Recognising a Concussion
A concussion is a serious injury to the brain that can occur with or without loss of consciousness. It can be fatal, but most individuals recover given adequate rest. It can occur when a forced rotation of the head strains the nerve fibres that connect different parts of the brain so that they become disconnected. So strikes to the neck can be just as damaging as those to the head.
Since there may be no visible injury, it isn't always clear that a concussion has occurred so it's important to be able to recognise the signs, as an undiagnosed concussion can lead to further injury later in the game - something that's been termed as 'second impact syndrome' by brain injury organisation, Headway. This has led many professional sports teams to implement a set of guidelines to recognise and react to possible concussive injuries. However, there is still a big lack of awareness at the amateur level.
So it's good that Sportscotland, the national agency for sport, has developed their own comprehensive guide for recognising and avoiding concussive injuries. The organisation's mantra is 'if in doubt, sit them out'. Things to look out for include unsteadiness, a dazed look, confusion and a player that seems to be holding his or her head. More obvious signs include unconsciousness or seizures.
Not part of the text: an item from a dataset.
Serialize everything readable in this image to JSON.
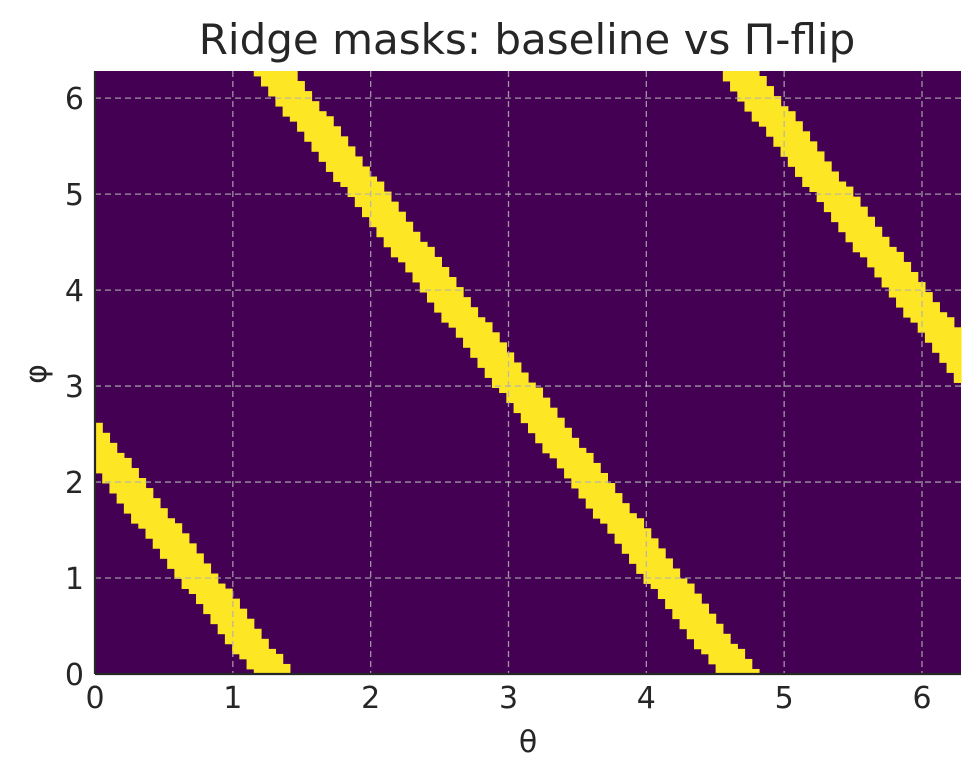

Players may experience dizziness, headache and memory disturbance. If these are reported then that's a good sign that they should be immediately removed from play.
Preventing Concussive Injury
All considered, there are few worse injuries that can happen on the playing field than a concussion, especially if it isn't the player's first injury. Some research now indicates that those who have experienced several concussive injuries may experience long-term brain problems.
However, there is action that can be taken to prevent concussions occurring in the first place, such as wearing protective headgear, better training, and making sure that rules of play related to safety are enforced effectively.
Sports concussion neuropsychologist, Rosemarie Scolaro Moser says:
'A big consideration in all high-risk sports is that at whatever age the youth transitions to contact or collision, whether 12, 14, 16, or 18 years of age, youth athletes will need to be trained to engage in safe, proper contact.'
If you're going to be playing a lot, it's certainly a good idea to take out an LPA, or Lasting Power of Attorney. That way, should the unthinkable happen, such as severe brain damage or mental incapacitation, you have the peace of mind of knowing that your affairs are in order and your family won't be left wondering who has to manage your finances, as well as other crucial matters. At its simplest, a Lasting Power of Attorney is a formal document by which a person grants authority to other people to act on their behalf should they become incapacitated. Without it, the process to appoint someone can be lengthy, expensive and a huge source of stress for family members.
In the meantime, everyone involved in impact sport needs to do their part to ensure sports are played as safely as they can be, and when risks are involved, to be aware, and mitigate them to the greatest extent possible.